Die SPD hat nicht nur ein Vermittlungsproblem. Die sozialdemokratische Parteienfamilie kämpft weltweit um die Erneuerung ihrer Grundidee, ihrer Erzählung, die zu Zeiten der Industrialisierung geschaffen wurde. Diese Erzählung ist nicht nur vom immensen technologischen und sozialen Wandel unserer Zeit herausgefordert, sondern auch von der profunden Verunsicherung unserer Gesellschaften. Die Menschen haben heute Angst vor dem Wandel, weil sie nicht sehen, wie er ihr Leben verbessern soll - sie verlangen zu Recht Orientierung und Gestaltung.
Sich dieser Angst zu stellen und der sich wandelnden Gesellschaft Orientierung zu geben, das ist Aufgabe der Sozialdemokratie. Wir stehen vor fundamentalen Veränderungen, die grundlegende gesellschaftliche Fragen aufwerfen. Antworten auf diese Fragen zu finden, bei diesem Wandel die Menschen in den Mittelpunkt zu stellen und ihnen Orientierung zu bieten – das ist unsere Verantwortung. Dabei stehen wir auf der Seite der Schwachen und Verängstigten und müssen Aufstiegschancen für alle schaffen.
Wenn wir diejenigen sein wollen, bei denen die Menschen Zuversicht und Chancen auf eine bessere Zukunft finden, dann müssen wir die heutigen Ängste der Menschen genauer anschauen, um für sie erlebbare sozialdemokratische Lösungen anbieten zu können. Dafür ist es unerlässlich, sich die heutigen Herausforderungen genauer anzuschauen, denn nur so stellen auch wir uns den drängenden Fragen der Zeit und nur so kann es gelingen, die Lücken in unserem Angebot an die Gesellschaft zu schließen.

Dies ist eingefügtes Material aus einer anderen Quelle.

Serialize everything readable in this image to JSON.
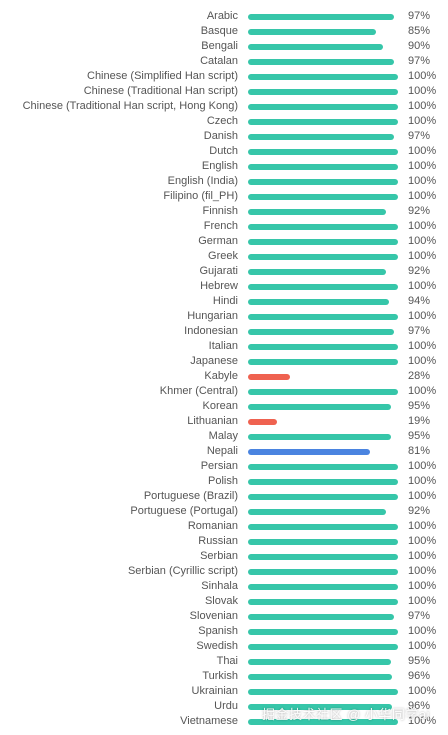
{
  "colors": {
    "complete": "#36c6a9",
    "partial": "#4a84e0",
    "low": "#ef6250"
  },
  "rows": [
    {
      "name": "Arabic",
      "percent": 97,
      "label": "97%"
    },
    {
      "name": "Basque",
      "percent": 85,
      "label": "85%"
    },
    {
      "name": "Bengali",
      "percent": 90,
      "label": "90%"
    },
    {
      "name": "Catalan",
      "percent": 97,
      "label": "97%"
    },
    {
      "name": "Chinese (Simplified Han script)",
      "percent": 100,
      "label": "100%"
    },
    {
      "name": "Chinese (Traditional Han script)",
      "percent": 100,
      "label": "100%"
    },
    {
      "name": "Chinese (Traditional Han script, Hong Kong)",
      "percent": 100,
      "label": "100%"
    },
    {
      "name": "Czech",
      "percent": 100,
      "label": "100%"
    },
    {
      "name": "Danish",
      "percent": 97,
      "label": "97%"
    },
    {
      "name": "Dutch",
      "percent": 100,
      "label": "100%"
    },
    {
      "name": "English",
      "percent": 100,
      "label": "100%"
    },
    {
      "name": "English (India)",
      "percent": 100,
      "label": "100%"
    },
    {
      "name": "Filipino (fil_PH)",
      "percent": 100,
      "label": "100%"
    },
    {
      "name": "Finnish",
      "percent": 92,
      "label": "92%"
    },
    {
      "name": "French",
      "percent": 100,
      "label": "100%"
    },
    {
      "name": "German",
      "percent": 100,
      "label": "100%"
    },
    {
      "name": "Greek",
      "percent": 100,
      "label": "100%"
    },
    {
      "name": "Gujarati",
      "percent": 92,
      "label": "92%"
    },
    {
      "name": "Hebrew",
      "percent": 100,
      "label": "100%"
    },
    {
      "name": "Hindi",
      "percent": 94,
      "label": "94%"
    },
    {
      "name": "Hungarian",
      "percent": 100,
      "label": "100%"
    },
    {
      "name": "Indonesian",
      "percent": 97,
      "label": "97%"
    },
    {
      "name": "Italian",
      "percent": 100,
      "label": "100%"
    },
    {
      "name": "Japanese",
      "percent": 100,
      "label": "100%"
    },
    {
      "name": "Kabyle",
      "percent": 28,
      "label": "28%"
    },
    {
      "name": "Khmer (Central)",
      "percent": 100,
      "label": "100%"
    },
    {
      "name": "Korean",
      "percent": 95,
      "label": "95%"
    },
    {
      "name": "Lithuanian",
      "percent": 19,
      "label": "19%"
    },
    {
      "name": "Malay",
      "percent": 95,
      "label": "95%"
    },
    {
      "name": "Nepali",
      "percent": 81,
      "label": "81%"
    },
    {
      "name": "Persian",
      "percent": 100,
      "label": "100%"
    },
    {
      "name": "Polish",
      "percent": 100,
      "label": "100%"
    },
    {
      "name": "Portuguese (Brazil)",
      "percent": 100,
      "label": "100%"
    },
    {
      "name": "Portuguese (Portugal)",
      "percent": 92,
      "label": "92%"
    },
    {
      "name": "Romanian",
      "percent": 100,
      "label": "100%"
    },
    {
      "name": "Russian",
      "percent": 100,
      "label": "100%"
    },
    {
      "name": "Serbian",
      "percent": 100,
      "label": "100%"
    },
    {
      "name": "Serbian (Cyrillic script)",
      "percent": 100,
      "label": "100%"
    },
    {
      "name": "Sinhala",
      "percent": 100,
      "label": "100%"
    },
    {
      "name": "Slovak",
      "percent": 100,
      "label": "100%"
    },
    {
      "name": "Slovenian",
      "percent": 97,
      "label": "97%"
    },
    {
      "name": "Spanish",
      "percent": 100,
      "label": "100%"
    },
    {
      "name": "Swedish",
      "percent": 100,
      "label": "100%"
    },
    {
      "name": "Thai",
      "percent": 95,
      "label": "95%"
    },
    {
      "name": "Turkish",
      "percent": 96,
      "label": "96%"
    },
    {
      "name": "Ukrainian",
      "percent": 100,
      "label": "100%"
    },
    {
      "name": "Urdu",
      "percent": 96,
      "label": "96%"
    },
    {
      "name": "Vietnamese",
      "percent": 100,
      "label": "100%"
    }
  ],
  "watermark": "掘金技术社区 @ 小华同学ai"
}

Zurecht wird in diesen turbulenten Zeiten von erfahrenen und erfolgreichen Wahlkämpfern wie Stephan Weil betont: „Die SPD muss sich auf Themen konzentrieren, die die Menschen wirklich bewegen“. Themen, die unmittelbar mit der Verunsicherung durch den fundamentalen Wandel der Welt zusammenhängen: die tiefgreifende Veränderung der Wirtschaft durch die Herausforderung, die der Klimawandel mit sich bringt und die damit einhergehende empfundene Bedrohung des eigenen Arbeitsplatzes in der Zukunft, Mietenexplosion und Wohnungsbau, Digitalisierung und der damit verbundene fundamentale gesellschaftliche Wandel, öffentliche Daseinsvorsorge wie Pflege und medizinische Versorgung und natürlich ein starkes, funktionierendes Europa. Und die SPD muss sich genau mit diesen Themen beschäftigen, da wir dort viele ungeklärte Fragen haben, aber zugleich nur wir die verantwortungsvolle und zutiefst sozialdemokratische, versöhnende Rolle einnehmen können, die unsere Gesellschaft so dringend braucht.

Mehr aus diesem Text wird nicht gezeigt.